J’évoquais dans le précédent article les difficultés pour certaines collectivités d’être légitimées autrement que par la taille de la population qu’elles représentent.
Au-delà des regards extérieurs, cette réalité a également une incidence sur les règles insidieuses qui régissent leurs interactions.
Ces dernières constituent en effet une forme d’étiquette sous-jacente, comme une traduction implicite des possibilités d’intervention de chaque maire face à ses homologues. Dans ce cadre précis, elle offre sans grande surprise des opportunités accrues à mesure que votre ville est peuplée, et oblige à un certain nombre de retenues, pour ne pas dire restrictions, les maires situés en bas de l’échelle.
Autant néanmoins le dire tout de suite : les relations entre maires sont généralementxdd plaisantes. Le respect est réel (même s’il l’est autant que la méfiance qui s’installe avec l’expérience …x). Sans doute connaissons-nous tous trop la difficulté de la mission pour ne pas respecter nos collègues, quel qu’ils soient. Néanmoins, ces relations restent souvent bonnes tant que chacun reste à la place qui est sensée être la sienne, et c’est bien là tout le problème.
Nous sommes dans un temps qui réclame un profond changement. Je ne m’étendrais pas sur la longue litanie des errements de notre temps. Il parait plus pertinent de s’attarder sur le fait que ce changement est obligatoirement soumis à des différences idéologiques qui nécessitent débats et combats, et engendre des tensions presque inévitables pour réussir cette transition. Le fonctionnement actuel des collectivités territoriales ne le permet malheureusement pas.

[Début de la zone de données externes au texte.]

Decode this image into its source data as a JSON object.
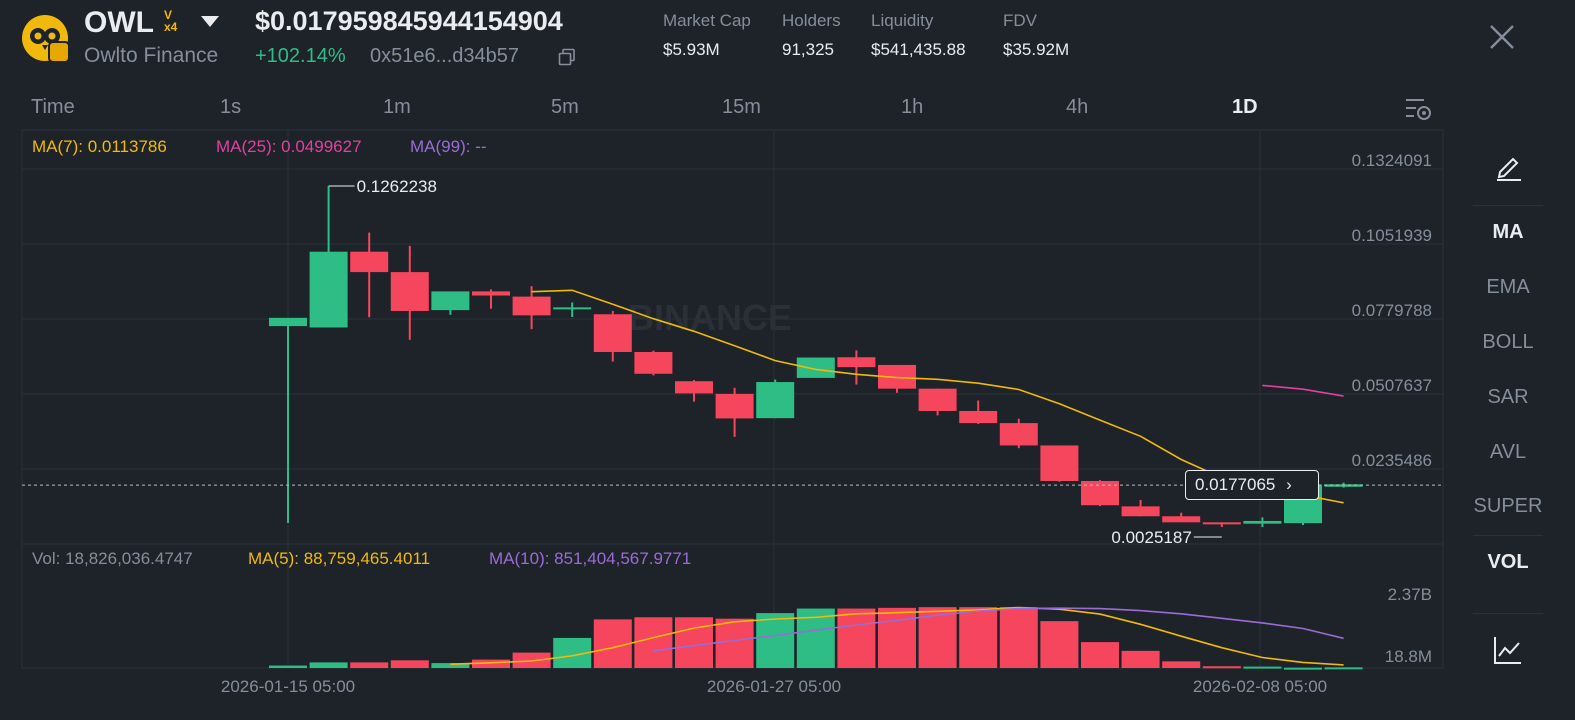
{
  "token": {
    "symbol": "OWL",
    "badge_top": "V",
    "badge_bottom": "x4",
    "name": "Owlto Finance",
    "price": "$0.017959845944154904",
    "change": "+102.14%",
    "contract": "0x51e6...d34b57"
  },
  "stats": [
    {
      "label": "Market Cap",
      "value": "$5.93M"
    },
    {
      "label": "Holders",
      "value": "91,325"
    },
    {
      "label": "Liquidity",
      "value": "$541,435.88"
    },
    {
      "label": "FDV",
      "value": "$35.92M"
    }
  ],
  "timeframes": [
    "Time",
    "1s",
    "1m",
    "5m",
    "15m",
    "1h",
    "4h",
    "1D"
  ],
  "active_timeframe": "1D",
  "ma_legend": {
    "ma7": "MA(7): 0.0113786",
    "ma25": "MA(25): 0.0499627",
    "ma99": "MA(99): --"
  },
  "vol_legend": {
    "vol": "Vol: 18,826,036.4747",
    "ma5": "MA(5): 88,759,465.4011",
    "ma10": "MA(10): 851,404,567.9771"
  },
  "watermark": "BINANCE",
  "indicators": [
    "MA",
    "EMA",
    "BOLL",
    "SAR",
    "AVL",
    "SUPER",
    "VOL"
  ],
  "active_indicators": [
    "MA",
    "VOL"
  ],
  "colors": {
    "up": "#2ebd85",
    "down": "#f6465d",
    "ma7": "#f0b90b",
    "ma25": "#e040a0",
    "ma99": "#9b6bd6",
    "bg": "#1e2329",
    "text_muted": "#848e9c"
  },
  "chart_data": {
    "type": "candlestick",
    "price_ticks": [
      "0.1324091",
      "0.1051939",
      "0.0779788",
      "0.0507637",
      "0.0235486"
    ],
    "volume_ticks": [
      "2.37B",
      "18.8M"
    ],
    "x_labels": [
      "2026-01-15 05:00",
      "2026-01-27 05:00",
      "2026-02-08 05:00"
    ],
    "high_label": "0.1262238",
    "low_label": "0.0025187",
    "current_price_label": "0.0177065",
    "candles": [
      {
        "o": 0.0754,
        "h": 0.0779,
        "l": 0.004,
        "c": 0.0784
      },
      {
        "o": 0.0749,
        "h": 0.1262,
        "l": 0.0749,
        "c": 0.1024
      },
      {
        "o": 0.1024,
        "h": 0.1093,
        "l": 0.0786,
        "c": 0.095
      },
      {
        "o": 0.095,
        "h": 0.1045,
        "l": 0.0704,
        "c": 0.0809
      },
      {
        "o": 0.0812,
        "h": 0.0872,
        "l": 0.0795,
        "c": 0.088
      },
      {
        "o": 0.088,
        "h": 0.0887,
        "l": 0.0817,
        "c": 0.0865
      },
      {
        "o": 0.0861,
        "h": 0.0899,
        "l": 0.0743,
        "c": 0.0793
      },
      {
        "o": 0.0818,
        "h": 0.084,
        "l": 0.0787,
        "c": 0.0822
      },
      {
        "o": 0.0797,
        "h": 0.0809,
        "l": 0.0625,
        "c": 0.066
      },
      {
        "o": 0.066,
        "h": 0.0665,
        "l": 0.0575,
        "c": 0.0581
      },
      {
        "o": 0.0554,
        "h": 0.0558,
        "l": 0.048,
        "c": 0.051
      },
      {
        "o": 0.0508,
        "h": 0.053,
        "l": 0.0352,
        "c": 0.0419
      },
      {
        "o": 0.042,
        "h": 0.056,
        "l": 0.042,
        "c": 0.0551
      },
      {
        "o": 0.0566,
        "h": 0.0638,
        "l": 0.0571,
        "c": 0.064
      },
      {
        "o": 0.0641,
        "h": 0.0666,
        "l": 0.0542,
        "c": 0.0605
      },
      {
        "o": 0.0613,
        "h": 0.0613,
        "l": 0.0512,
        "c": 0.0527
      },
      {
        "o": 0.0527,
        "h": 0.0527,
        "l": 0.043,
        "c": 0.0446
      },
      {
        "o": 0.0446,
        "h": 0.0484,
        "l": 0.0399,
        "c": 0.0402
      },
      {
        "o": 0.0402,
        "h": 0.0418,
        "l": 0.0311,
        "c": 0.0321
      },
      {
        "o": 0.0321,
        "h": 0.0321,
        "l": 0.0189,
        "c": 0.0192
      },
      {
        "o": 0.0192,
        "h": 0.0195,
        "l": 0.0101,
        "c": 0.0104
      },
      {
        "o": 0.01,
        "h": 0.0123,
        "l": 0.0064,
        "c": 0.0064
      },
      {
        "o": 0.0064,
        "h": 0.0077,
        "l": 0.0054,
        "c": 0.0042
      },
      {
        "o": 0.0042,
        "h": 0.0042,
        "l": 0.0025,
        "c": 0.004
      },
      {
        "o": 0.0037,
        "h": 0.006,
        "l": 0.0025,
        "c": 0.0047
      },
      {
        "o": 0.0039,
        "h": 0.0179,
        "l": 0.0032,
        "c": 0.0179
      },
      {
        "o": 0.0171,
        "h": 0.0186,
        "l": 0.0168,
        "c": 0.018
      }
    ],
    "volumes": [
      0.07,
      0.16,
      0.16,
      0.22,
      0.14,
      0.24,
      0.44,
      0.86,
      1.39,
      1.45,
      1.45,
      1.41,
      1.57,
      1.7,
      1.7,
      1.72,
      1.74,
      1.74,
      1.74,
      1.34,
      0.74,
      0.49,
      0.19,
      0.05,
      0.04,
      0.01,
      0.0188
    ],
    "volume_colors": [
      "up",
      "up",
      "down",
      "down",
      "up",
      "down",
      "down",
      "up",
      "down",
      "down",
      "down",
      "down",
      "up",
      "up",
      "down",
      "down",
      "down",
      "down",
      "down",
      "down",
      "down",
      "down",
      "down",
      "down",
      "up",
      "up",
      "up"
    ],
    "ma7_line": [
      null,
      null,
      null,
      null,
      null,
      null,
      0.0879,
      0.0884,
      0.0833,
      0.0781,
      0.0735,
      0.0683,
      0.0629,
      0.0597,
      0.0579,
      0.0567,
      0.0561,
      0.0547,
      0.0524,
      0.0472,
      0.0413,
      0.0354,
      0.027,
      0.0204,
      0.0162,
      0.0141,
      0.0113
    ],
    "ma25_line": [
      null,
      null,
      null,
      null,
      null,
      null,
      null,
      null,
      null,
      null,
      null,
      null,
      null,
      null,
      null,
      null,
      null,
      null,
      null,
      null,
      null,
      null,
      null,
      null,
      0.0539,
      0.0525,
      0.05
    ],
    "vol_ma5_line": [
      null,
      null,
      null,
      null,
      0.11,
      0.15,
      0.2,
      0.35,
      0.58,
      0.87,
      1.14,
      1.32,
      1.4,
      1.45,
      1.55,
      1.58,
      1.62,
      1.66,
      1.73,
      1.68,
      1.54,
      1.25,
      0.91,
      0.58,
      0.3,
      0.16,
      0.089
    ],
    "vol_ma10_line": [
      null,
      null,
      null,
      null,
      null,
      null,
      null,
      null,
      null,
      0.49,
      0.64,
      0.79,
      0.93,
      1.08,
      1.23,
      1.36,
      1.51,
      1.63,
      1.7,
      1.71,
      1.7,
      1.64,
      1.55,
      1.42,
      1.29,
      1.13,
      0.85
    ]
  }
}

Il faut bien comprendre que dans cet ensemble hétérogène que constituent les 36 000 communes de France, des sous-groupes d’appartenance se côtoient. Pour la grande majorité, ils sont liés encore une fois à la taille de votre commune. Vous y retrouverez France Urbaine, association qui représente l’ensemble des métropoles, communautés urbaines, communautés d’agglomération et grandes villes françaises, la Fédération des villes de France, pour les communes qui comptent entre 10 000 et 100 000 habitants, l’Association des Maires Ruraux de France pour celles de moins de 3 500 habitants, et d’autres encore.
Toutes ces entités visent à favoriser la convergence d’échanges, de réflexions, de pistes de résolution sur des problématiques communes. Elles sont légitimes, même si elles peuvent dans certains cas s’apparenter à une forme de lobbying privilégiant l’intérêt particulier du sous-groupe à celui plus collectif de l’ensemble ( cf article : France urbaine appelle à une distribution de la Dsil « plus juste » en faveur des grandes villes et intercommunalités | Maire-Info, quotidien d'information destiné aux élus locaux).
Elles permettent également de tracer les contours simplifiés de la hiérarchie qui s’impose aux maires et qui, comme dans un système nobiliaire, définissent le monde des possibles de chacun. Que vous soyez Roi ou simple sujet, comte ou baron, marquis ou duc, il ne vous est pas permis les mêmes choses, que ce soit dans ou en dehors de la sphère communale. Cela est d’autant plus vrai pour les petites communes habillées du costume de la vassalité le moins agréable à porter.
La dépendance financière, matérielle, logistique, parfois humaine, des communes pour concrétiser leurs actions est avant tout celle des petits, et oblige raisonnablement à une forme de vigilance et de retenue, inhérents au concept de redevabilité, dans les autres moments de la vie démocratique.
J’en vois notamment deux.
Le premier concerne les votes communautaires, où comme dans un pacte de non-agression, chacun privilégie l’esquive à l’attaque, quand bien même cette dernière est fondée sur la défense de l’intérêt général, par crainte qu’au moment où la délibération concernera directement sa propre commune, les retours de bâtons puissent se faire durement ressentir. Le catalogage de l’élu dans une case (avec ou contre, majorité ou opposition) est tellement compliqué à combattre, et il est tellement difficile de rendre lisible une posture d’équilibre, que le risque n’en vaut pas forcément la chandelle. Bien qu’indépendante en tant que collectivité, la commune est tributaire des autres pour évoluer dans le bon sens, avec les avantages et les inconvénients de cette logique.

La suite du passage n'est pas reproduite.